Le sanguin catalan Henri Caumassiasse démarre de nouveau au quart de tour. On le connaît. A force de le pratiquer, on sait qu’il est l’adepte de la réaction épidermique, le pape du raz de marée oratoire, l’apôtre de la manifestation ostentatoire d’un syndicalisme exacerbé. J’abonde dans son sens et me prépare à intervenir pour exprimer les positions syndicales unitaires sur ce thème quant, à ma grande surprise, Justin Kalkul surenchérit :
– Votre discours promeut l’idée erronée selon laquelle on cherche « à établir pour chacun la possibilité de décider librement de travailler plus ». On sait très bien que dans une telle optique des pressions plus ou moins avouées s’exerceront pour que les salariés, et plus particulièrement les cadres, acceptent de travailler plus sans compensation. Certains cadres de Moudelab réclament de pouvoir travailler plus pour pouvoir gagner plus et non pas de travailler X heures de plus pour la gloire. Nous ne serons pas les outils d’une telle mesure antisociale.

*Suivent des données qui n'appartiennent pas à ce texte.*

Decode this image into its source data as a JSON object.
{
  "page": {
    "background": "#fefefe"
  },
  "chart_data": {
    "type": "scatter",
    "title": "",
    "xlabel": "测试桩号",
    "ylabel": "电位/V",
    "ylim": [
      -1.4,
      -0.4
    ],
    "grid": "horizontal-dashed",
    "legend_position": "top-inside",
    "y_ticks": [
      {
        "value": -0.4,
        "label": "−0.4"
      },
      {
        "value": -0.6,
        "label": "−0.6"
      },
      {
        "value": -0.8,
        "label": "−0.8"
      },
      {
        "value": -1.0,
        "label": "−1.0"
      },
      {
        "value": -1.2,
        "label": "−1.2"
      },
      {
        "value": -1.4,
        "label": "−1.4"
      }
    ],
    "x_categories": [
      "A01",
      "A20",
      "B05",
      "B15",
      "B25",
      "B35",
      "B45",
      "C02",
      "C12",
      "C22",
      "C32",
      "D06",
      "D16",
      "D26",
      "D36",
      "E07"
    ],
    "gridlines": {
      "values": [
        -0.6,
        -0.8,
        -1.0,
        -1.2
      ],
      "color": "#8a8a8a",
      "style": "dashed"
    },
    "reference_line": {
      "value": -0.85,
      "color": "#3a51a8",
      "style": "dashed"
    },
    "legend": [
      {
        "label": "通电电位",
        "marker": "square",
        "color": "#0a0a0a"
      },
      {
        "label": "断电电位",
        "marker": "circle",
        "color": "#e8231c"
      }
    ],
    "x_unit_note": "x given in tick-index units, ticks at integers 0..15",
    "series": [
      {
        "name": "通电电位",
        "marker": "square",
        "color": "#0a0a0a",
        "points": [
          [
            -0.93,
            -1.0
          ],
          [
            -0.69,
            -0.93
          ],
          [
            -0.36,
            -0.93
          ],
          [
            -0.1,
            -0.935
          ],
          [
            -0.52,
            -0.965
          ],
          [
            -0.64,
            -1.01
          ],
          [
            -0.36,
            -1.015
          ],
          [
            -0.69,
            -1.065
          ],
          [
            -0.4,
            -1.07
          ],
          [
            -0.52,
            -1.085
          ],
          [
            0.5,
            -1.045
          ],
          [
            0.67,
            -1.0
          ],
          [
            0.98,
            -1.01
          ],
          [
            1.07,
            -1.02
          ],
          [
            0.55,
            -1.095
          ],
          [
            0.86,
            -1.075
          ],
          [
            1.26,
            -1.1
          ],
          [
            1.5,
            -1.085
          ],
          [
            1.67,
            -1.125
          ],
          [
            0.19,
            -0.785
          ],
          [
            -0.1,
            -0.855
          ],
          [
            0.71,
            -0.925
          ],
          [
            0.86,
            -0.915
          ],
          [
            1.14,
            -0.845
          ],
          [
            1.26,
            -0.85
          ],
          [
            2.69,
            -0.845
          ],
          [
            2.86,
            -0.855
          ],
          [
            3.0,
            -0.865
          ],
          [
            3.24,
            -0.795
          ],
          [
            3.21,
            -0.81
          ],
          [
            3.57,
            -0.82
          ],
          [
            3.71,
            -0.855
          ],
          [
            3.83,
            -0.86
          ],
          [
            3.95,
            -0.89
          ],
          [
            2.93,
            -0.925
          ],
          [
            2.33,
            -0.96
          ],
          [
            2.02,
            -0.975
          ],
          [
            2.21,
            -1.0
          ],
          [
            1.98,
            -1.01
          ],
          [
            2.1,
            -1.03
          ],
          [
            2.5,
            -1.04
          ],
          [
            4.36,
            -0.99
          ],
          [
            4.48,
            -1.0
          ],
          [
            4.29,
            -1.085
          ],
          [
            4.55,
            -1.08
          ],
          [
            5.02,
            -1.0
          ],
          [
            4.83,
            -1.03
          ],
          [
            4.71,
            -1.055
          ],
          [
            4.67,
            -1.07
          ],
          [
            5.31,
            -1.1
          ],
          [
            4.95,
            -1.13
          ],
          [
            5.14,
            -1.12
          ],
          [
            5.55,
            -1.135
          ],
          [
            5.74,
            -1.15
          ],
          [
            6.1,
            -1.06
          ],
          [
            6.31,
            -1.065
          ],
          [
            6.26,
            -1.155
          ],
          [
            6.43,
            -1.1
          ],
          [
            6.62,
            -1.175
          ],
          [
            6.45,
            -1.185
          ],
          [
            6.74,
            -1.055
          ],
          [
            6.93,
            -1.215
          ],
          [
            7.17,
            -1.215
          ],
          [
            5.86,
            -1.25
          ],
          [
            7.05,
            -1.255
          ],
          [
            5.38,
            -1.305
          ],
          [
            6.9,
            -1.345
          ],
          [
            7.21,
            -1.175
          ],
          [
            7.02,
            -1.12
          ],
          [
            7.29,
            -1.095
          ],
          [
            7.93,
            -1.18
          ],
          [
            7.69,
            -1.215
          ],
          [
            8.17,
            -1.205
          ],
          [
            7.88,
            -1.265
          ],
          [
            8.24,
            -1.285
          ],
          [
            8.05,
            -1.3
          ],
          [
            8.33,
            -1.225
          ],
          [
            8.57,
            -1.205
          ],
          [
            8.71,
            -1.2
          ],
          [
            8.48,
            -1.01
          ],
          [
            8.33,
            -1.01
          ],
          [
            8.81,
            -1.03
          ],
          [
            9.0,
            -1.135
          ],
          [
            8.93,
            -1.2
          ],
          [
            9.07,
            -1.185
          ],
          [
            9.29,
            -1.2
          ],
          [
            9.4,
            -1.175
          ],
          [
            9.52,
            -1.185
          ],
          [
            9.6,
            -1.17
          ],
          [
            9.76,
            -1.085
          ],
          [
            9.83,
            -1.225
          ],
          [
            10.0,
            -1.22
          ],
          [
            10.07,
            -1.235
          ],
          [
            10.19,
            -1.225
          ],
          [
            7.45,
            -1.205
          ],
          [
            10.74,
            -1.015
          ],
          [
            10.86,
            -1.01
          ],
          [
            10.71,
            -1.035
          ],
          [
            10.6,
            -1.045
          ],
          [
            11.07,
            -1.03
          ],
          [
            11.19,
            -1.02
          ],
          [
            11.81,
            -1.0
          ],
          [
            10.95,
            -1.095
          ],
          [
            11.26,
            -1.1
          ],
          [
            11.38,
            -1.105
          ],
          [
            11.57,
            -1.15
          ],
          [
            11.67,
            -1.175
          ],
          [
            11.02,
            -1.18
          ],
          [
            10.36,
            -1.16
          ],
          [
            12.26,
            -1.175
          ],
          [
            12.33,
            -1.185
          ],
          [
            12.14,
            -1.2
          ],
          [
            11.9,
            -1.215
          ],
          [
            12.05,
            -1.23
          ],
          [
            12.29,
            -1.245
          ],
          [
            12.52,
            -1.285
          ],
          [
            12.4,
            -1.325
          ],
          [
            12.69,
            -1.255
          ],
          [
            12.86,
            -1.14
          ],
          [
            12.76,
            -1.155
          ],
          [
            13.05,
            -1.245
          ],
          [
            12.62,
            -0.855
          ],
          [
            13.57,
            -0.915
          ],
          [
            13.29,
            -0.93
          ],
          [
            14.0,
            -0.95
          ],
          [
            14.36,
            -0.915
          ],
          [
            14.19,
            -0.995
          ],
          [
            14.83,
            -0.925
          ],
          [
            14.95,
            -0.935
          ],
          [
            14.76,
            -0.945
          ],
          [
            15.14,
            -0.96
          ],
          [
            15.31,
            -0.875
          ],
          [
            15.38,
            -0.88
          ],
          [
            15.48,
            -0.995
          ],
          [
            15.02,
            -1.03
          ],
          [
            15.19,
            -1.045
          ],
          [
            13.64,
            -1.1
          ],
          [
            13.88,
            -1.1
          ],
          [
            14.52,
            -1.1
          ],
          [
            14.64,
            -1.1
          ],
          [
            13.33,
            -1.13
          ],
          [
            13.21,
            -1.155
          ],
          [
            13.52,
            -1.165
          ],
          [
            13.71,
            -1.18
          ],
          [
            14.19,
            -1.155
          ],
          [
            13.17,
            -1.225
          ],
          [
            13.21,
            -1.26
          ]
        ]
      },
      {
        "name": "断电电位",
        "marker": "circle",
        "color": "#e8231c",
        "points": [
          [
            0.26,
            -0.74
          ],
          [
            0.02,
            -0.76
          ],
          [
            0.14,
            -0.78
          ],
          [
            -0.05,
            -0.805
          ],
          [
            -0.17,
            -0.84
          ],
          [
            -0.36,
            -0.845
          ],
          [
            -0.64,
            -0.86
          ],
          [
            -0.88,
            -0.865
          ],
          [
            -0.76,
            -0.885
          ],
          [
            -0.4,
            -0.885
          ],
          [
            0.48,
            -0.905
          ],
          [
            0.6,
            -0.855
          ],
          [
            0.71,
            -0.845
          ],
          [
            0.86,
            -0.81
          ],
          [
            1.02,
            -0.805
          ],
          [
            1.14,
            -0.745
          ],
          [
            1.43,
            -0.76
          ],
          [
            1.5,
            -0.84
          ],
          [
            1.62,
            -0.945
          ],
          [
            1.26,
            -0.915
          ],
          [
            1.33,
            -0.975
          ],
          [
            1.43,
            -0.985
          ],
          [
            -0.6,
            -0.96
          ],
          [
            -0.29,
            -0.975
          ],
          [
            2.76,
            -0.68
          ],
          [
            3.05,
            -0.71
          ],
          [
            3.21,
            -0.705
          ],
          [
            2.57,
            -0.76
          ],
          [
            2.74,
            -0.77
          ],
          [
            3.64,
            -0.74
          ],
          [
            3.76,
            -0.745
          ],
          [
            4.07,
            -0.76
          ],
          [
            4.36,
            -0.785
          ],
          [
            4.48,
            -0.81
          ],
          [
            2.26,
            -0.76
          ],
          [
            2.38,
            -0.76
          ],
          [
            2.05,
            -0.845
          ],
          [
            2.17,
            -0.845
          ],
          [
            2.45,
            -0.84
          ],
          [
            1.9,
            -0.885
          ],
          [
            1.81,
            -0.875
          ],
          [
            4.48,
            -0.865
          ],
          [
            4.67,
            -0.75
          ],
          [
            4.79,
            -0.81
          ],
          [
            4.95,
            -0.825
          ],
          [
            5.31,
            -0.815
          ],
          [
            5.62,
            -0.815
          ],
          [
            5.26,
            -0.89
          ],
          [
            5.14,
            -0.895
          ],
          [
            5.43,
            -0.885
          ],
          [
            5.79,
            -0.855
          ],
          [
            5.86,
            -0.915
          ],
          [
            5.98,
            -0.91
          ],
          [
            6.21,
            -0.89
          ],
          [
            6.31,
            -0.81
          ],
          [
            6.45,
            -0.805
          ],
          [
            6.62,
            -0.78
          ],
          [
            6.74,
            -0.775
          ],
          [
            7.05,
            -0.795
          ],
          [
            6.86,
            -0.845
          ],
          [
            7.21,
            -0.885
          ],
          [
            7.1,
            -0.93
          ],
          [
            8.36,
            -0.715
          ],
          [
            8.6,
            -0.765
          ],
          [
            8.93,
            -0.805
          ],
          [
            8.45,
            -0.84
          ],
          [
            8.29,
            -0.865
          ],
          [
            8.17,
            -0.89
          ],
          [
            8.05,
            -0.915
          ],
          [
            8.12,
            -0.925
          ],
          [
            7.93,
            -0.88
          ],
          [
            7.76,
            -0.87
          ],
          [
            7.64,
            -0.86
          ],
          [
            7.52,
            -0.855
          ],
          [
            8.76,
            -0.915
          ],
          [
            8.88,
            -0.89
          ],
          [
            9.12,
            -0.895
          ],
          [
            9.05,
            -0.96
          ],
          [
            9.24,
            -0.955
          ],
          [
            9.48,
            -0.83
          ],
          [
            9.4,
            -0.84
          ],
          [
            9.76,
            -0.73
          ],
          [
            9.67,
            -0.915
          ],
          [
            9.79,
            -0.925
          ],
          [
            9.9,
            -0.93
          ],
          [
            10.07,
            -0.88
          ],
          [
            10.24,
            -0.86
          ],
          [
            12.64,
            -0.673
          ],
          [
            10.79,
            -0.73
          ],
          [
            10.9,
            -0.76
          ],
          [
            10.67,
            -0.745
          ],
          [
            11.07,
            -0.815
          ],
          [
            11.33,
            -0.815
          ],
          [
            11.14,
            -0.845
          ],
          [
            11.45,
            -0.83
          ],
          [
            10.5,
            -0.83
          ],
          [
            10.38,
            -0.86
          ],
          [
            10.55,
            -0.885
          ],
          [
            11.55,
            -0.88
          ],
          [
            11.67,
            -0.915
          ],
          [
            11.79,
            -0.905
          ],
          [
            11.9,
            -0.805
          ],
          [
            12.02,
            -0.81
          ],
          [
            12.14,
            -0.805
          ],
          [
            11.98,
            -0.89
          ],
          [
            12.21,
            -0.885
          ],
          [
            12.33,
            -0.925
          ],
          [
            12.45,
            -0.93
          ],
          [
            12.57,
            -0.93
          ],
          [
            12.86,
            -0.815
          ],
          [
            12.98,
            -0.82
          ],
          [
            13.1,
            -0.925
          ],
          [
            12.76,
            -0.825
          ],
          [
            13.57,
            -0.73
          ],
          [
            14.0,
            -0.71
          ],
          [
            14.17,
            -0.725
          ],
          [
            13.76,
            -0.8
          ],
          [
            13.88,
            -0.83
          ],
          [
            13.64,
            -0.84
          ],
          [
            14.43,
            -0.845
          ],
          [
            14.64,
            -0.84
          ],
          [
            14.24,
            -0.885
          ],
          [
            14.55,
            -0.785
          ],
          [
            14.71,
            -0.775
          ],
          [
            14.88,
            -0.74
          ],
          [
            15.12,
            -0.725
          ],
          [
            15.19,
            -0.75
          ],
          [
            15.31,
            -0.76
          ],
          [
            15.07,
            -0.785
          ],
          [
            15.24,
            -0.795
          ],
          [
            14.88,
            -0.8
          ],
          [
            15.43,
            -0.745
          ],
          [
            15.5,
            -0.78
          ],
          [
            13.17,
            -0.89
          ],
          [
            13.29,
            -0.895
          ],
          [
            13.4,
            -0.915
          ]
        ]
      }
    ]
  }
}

Il ne faut pas énerver Justin sur un tel sujet, le calme, le placide, l’effacé Justin. Syndicaliste Judas au service du patronat, d’accord, mais ce n’est pas Sapert-Bocoup ou la mère Plansoc qui vont garder ses gosses pendant les vacances scolaires au Justin, non mais !
Même notre cher délégué du SOT a l’air surpris par la diatribe exprimée sous une forme des plus fermes, qui détonne dans le paysage communicatif de notre cher chef comptable. Mais les plus interloqués se trouvent du côté de la direction. Leur principal allié, le support sur lequel ils voulaient s’appuyer pour faire passer leur plan, prend ses distances. Il y aurait comme du mou dans l’argumentaire. Pas de RTTcide chez Moudelab ! Pour une fois que l’ensemble des syndicats de la maison sont en accord sur un sujet, on ne va pas rater cela, non ?
La discussion perdure deux heures. Nous finissons par bien percevoir les intentions de la direction. Faire de la RTT « flexible », adaptée à chaque cas particulier. Nous avons exigé, par exemple, des jours RTT supplémentaires pour les salariés soumis aux astreintes des week-ends mises en place dans le cadre de notre implantation sur le marché asiatique. La direction, elle, entend adapter les RTT en fonction du détail des horaires effectués par chaque individu. En clair, un week-end d’astreinte par mois ne donnait droit à plus deux jours de RTT supplémentaires mais un quart de jour de RTT.
Position inacceptable, position non acceptée.
Chacun campe sur ses positions, la réunion prend fin. La direction nous programme une nouvelle rencontre deux mois plus tard. Cette réunion n’aura jamais lieu, Françoise Plansoc nous informe qu’en application de la loi du 30 juin 2004 relative à la solidarité pour l’autonomie des personnes âgées et des personnes handicapées, les salariés de Moudelab donneront une journée de travail pour financer la nouvelle branche de l’Assurance maladie créée à cette occasion. En clair, tous les salariés de Moudelab travailleront le lundi de Pentecôte ou devront poser un jour de congé ou un RTT.
– Vu l’instauration de cette nouvelle mesure, nous avons décidé de repousser à l’année prochaine les négociations sur l’adaptation des RTT, nous précise la DRH.
La mobilisation n’a pas été unitaire contre ce jour férié supprimé, à l’image de la situation nationale, et nombreux sont ceux qui sont venus travailler chez Moudelab. Excepté les personnes susceptibles de réaliser des astreintes et bénéficiant donc d’un accès 24 h/24 h sur le site, nous nous sommes tous trouvés bloqués à l’entrée de l’entreprise : « Accès interdit en dehors des heures d’ouverture ».
Personne n’a pensé à paramétrer le système informatique de Moudelab, où sont centralisés les contrôles d’accès de l’ensemble du personnel, que le lundi de Pentecôte n’est plus un jour chômé.
Oubli malencontreux ou manifestation d’un désaccord profond ? Après tout, les ordinateurs ont peut-être une sensibilité humaine.